Councilman Paul Koretz

Koretz, who will be termed out at the end of 2022, following three terms on the Council, is running for City Controller.

As councilman, he served on the Budget & Finance Committee for 10 years, chaired the Audits and Government Efficiency Committee, and currently
chairs the Personnel, Audits and Animal Welfare Committee.

In 1984, Koretz helped incorporate the City of West Hollywood, and he served on the West Hollywood City Council from 1988-2000. He also represented California’s California 42nd Assembly District before being elected to the Los Angeles City Council.
He hails from the San Fernando Valley and attended Hamilton High and UCLA.

Mitch O’Farrell

O’Farrell will seek a third term in the June 7, 2022 primary election (and, if a runoff is necessary, the Nov. 7 general election). He began his public service as a field deputy, district director and senior advisor to then Councilmember Eric Garcetti before succeeding Garcetti in the “Hollywood” District of the Council.

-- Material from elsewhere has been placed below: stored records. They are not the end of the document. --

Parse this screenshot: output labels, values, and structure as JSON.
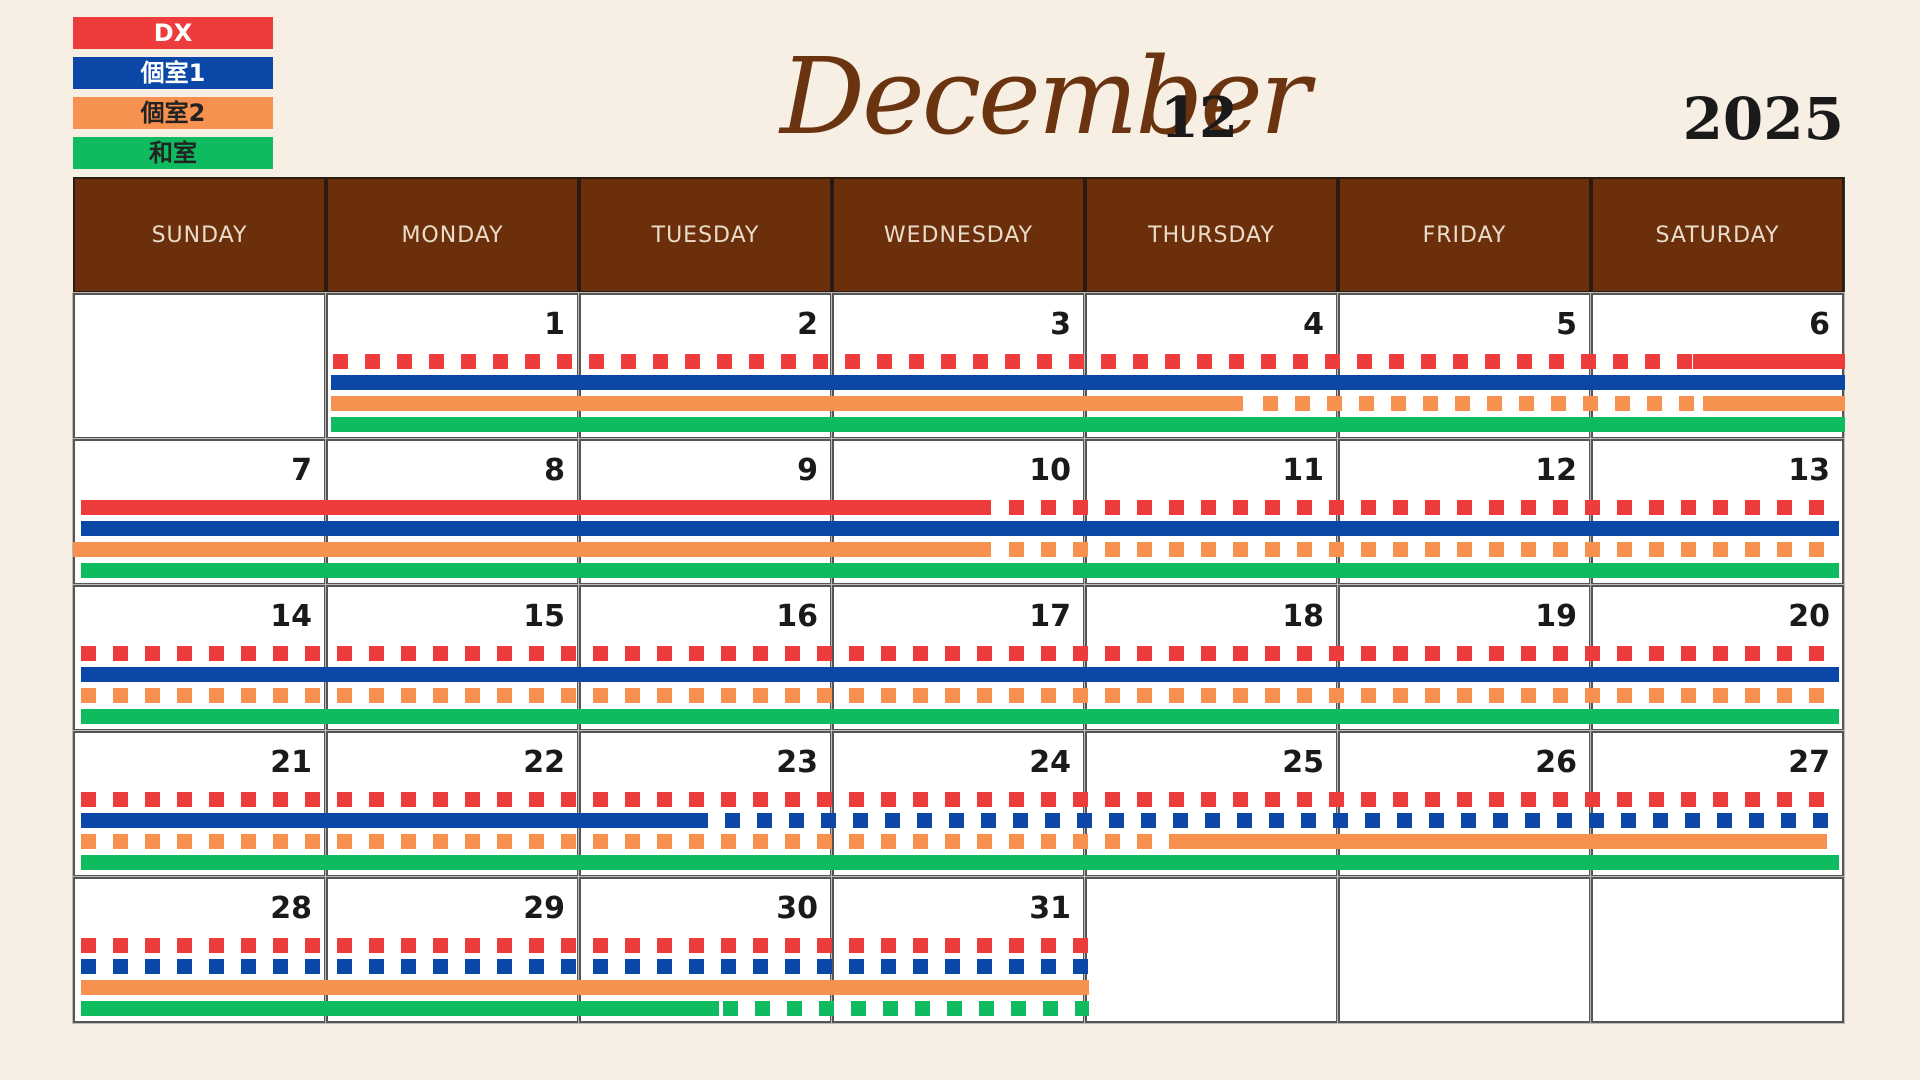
{
  "legend": [
    {
      "label": "DX",
      "color": "#ee3b3b"
    },
    {
      "label": "個室1",
      "color": "#0a47a6"
    },
    {
      "label": "個室2",
      "color": "#f7914f"
    },
    {
      "label": "和室",
      "color": "#0ebc5f"
    }
  ],
  "header": {
    "month_name": "December",
    "month_number": "12",
    "year": "2025"
  },
  "weekdays": [
    "SUNDAY",
    "MONDAY",
    "TUESDAY",
    "WEDNESDAY",
    "THURSDAY",
    "FRIDAY",
    "SATURDAY"
  ],
  "weeks": [
    [
      "",
      "1",
      "2",
      "3",
      "4",
      "5",
      "6"
    ],
    [
      "7",
      "8",
      "9",
      "10",
      "11",
      "12",
      "13"
    ],
    [
      "14",
      "15",
      "16",
      "17",
      "18",
      "19",
      "20"
    ],
    [
      "21",
      "22",
      "23",
      "24",
      "25",
      "26",
      "27"
    ],
    [
      "28",
      "29",
      "30",
      "31",
      "",
      "",
      ""
    ]
  ]
}
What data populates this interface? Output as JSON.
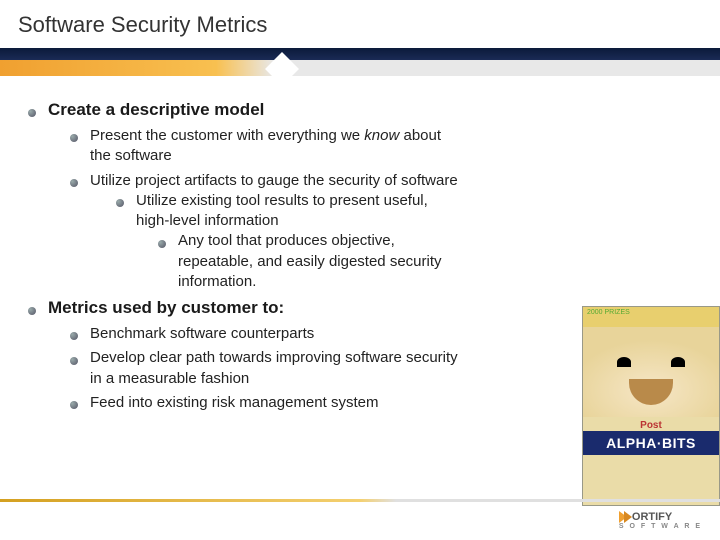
{
  "title": "Software Security Metrics",
  "accent": {
    "navy": "#0b1a3a",
    "orange": "#f0a030",
    "gray": "#e8e8e8"
  },
  "sections": [
    {
      "heading": "Create a descriptive model",
      "items": [
        {
          "text_before": "Present the customer with everything we ",
          "em": "know",
          "text_after": " about the software"
        },
        {
          "text": "Utilize project artifacts to gauge the security of software",
          "sub": [
            {
              "text": "Utilize existing tool results to present useful, high-level information",
              "sub": [
                {
                  "text": "Any tool that produces objective, repeatable, and easily digested security information."
                }
              ]
            }
          ]
        }
      ]
    },
    {
      "heading": "Metrics used by customer to:",
      "items": [
        {
          "text": "Benchmark software counterparts"
        },
        {
          "text": "Develop clear path towards improving software security in a measurable fashion"
        },
        {
          "text": "Feed into existing risk management system"
        }
      ]
    }
  ],
  "side_image": {
    "banner": "2000 PRIZES",
    "post": "Post",
    "brand": "ALPHA·BITS"
  },
  "footer": {
    "name": "ORTIFY",
    "sub": "S O F T W A R E"
  }
}
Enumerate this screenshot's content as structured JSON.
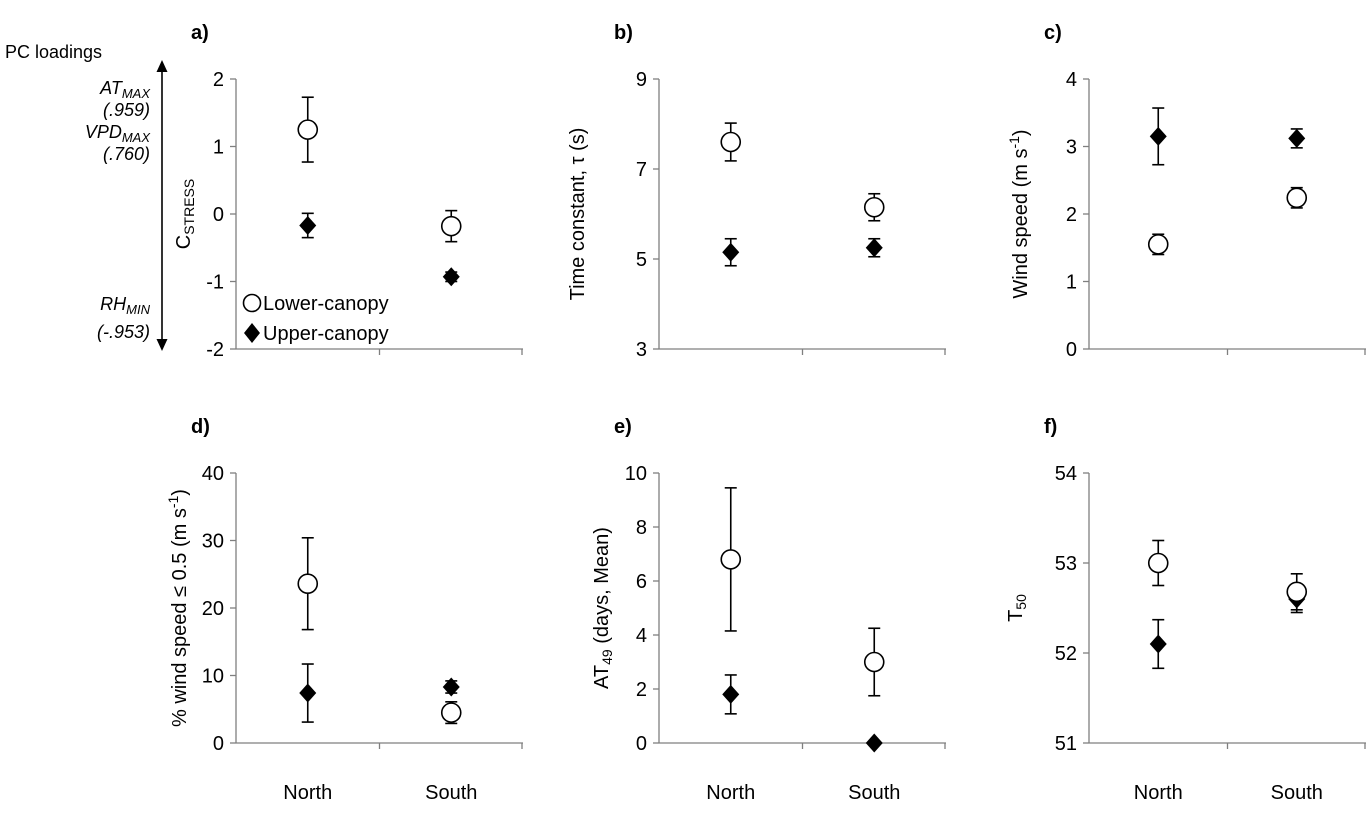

Councilman Mitch O’Farrell

On the City Council, O’Farrell chairs the Energy, Climate Change, Environmental Justice and River Committee, and he is chair of the Ad Hoc Committee on the 2028 Olympics and Paralympics. He also is a committee member of the Ad Hoc Committee on COVID-19 Recovery and Neighborhood Investment; Immigrant, Civil Rights and Equity Committee; Public Works Committee; and Board of Referred Powers.

An Oklahoma native, he moved to Los Angeles in 1982.